OBJECTIVE: Histone deacetylase inhibitors (HDACIs) can inhibit cell proliferation, induce cell cycle arrest, and stimulate apoptosis of cancer cells. METHODS: We investigated the effects of a novel synthesized HDACI, M344, on Ishikawa endometrial cancer cell line, SK-OV-3 ovarian cancer cell line, and normal human endometrial epithelial cells. Endometrial and ovarian cancer cells were treated with various concentrations of M344, and its effect on cell growth, cell cycle, apoptosis, and related measurements was investigated. RESULTS: 3-(4,5-dimethylthiazol-2-yl)-2,5-diphenyltetrazolium bromide assays showed that all endometrial and ovarian cancer cell lines were sensitive to the growth inhibitory effect of M344, although normal endometrial epithelial cells were viable after the treatment with the same doses of M344 that induced growth inhibition of endometrial and ovarian cancer cells. Cell cycle analysis indicated that their exposure to M344 decreased the proportion of cells in the S-phase and increased the proportion in the G0/G1 phases of the cell cycle. Induction of apoptosis was confirmed by annexin V staining of externalized phosphatidylserine and loss of the transmembrane potential of mitochondria. This induction occurred in concert with altered expression of genes related to cell growth, malignant phenotype, and apoptosis. Furthermore, M344 treatment of these cell lines increased acetylation of H3 and H4 histone tails. CONCLUSIONS: These results raise the possibility that M344 may prove particularly effective in the treatment of endometrial cancers and ovarian cancers.

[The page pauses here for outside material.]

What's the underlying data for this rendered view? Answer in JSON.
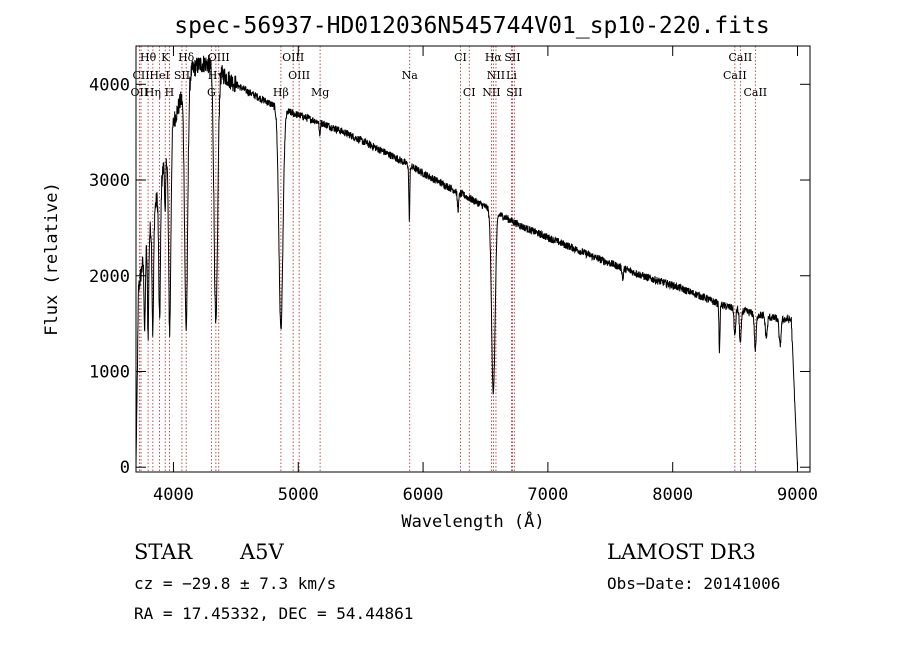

Amide analogues of trichostatin A as inhibitors of histone deacetylase and inducers of terminal cell differentiation.[Pubmed:10579829]
J Med Chem. 1999 Nov 4;42(22):4669-79.
Inhibitors of histone deacetylase (HD) bear great potential as new drugs due to their ability to modulate transcription and to induce apoptosis or differentiation in cancer cells. We have described previously analogues of the complex natural HD inhibitors trapoxin B and trichostatin A with activities in the submicromolar range. Here we report structure-activity relationship analyses of further analogues of trichostatin A with respect to in vitro inhibition of maize HD-2 and their ability to induce terminal cell differentiation in Friend leukemic cells. This is the first report that shows the correlation between HD inhibitory activity and action on cancer cells on a larger series of similar compounds. Only the compounds that inhibit HD induce differentiation and/or exert antiproliferative activities in cell culture. Our studies support the use of in vitro systems as screening tools and provide structure-activity relationships that merit further investigation of this interesting target.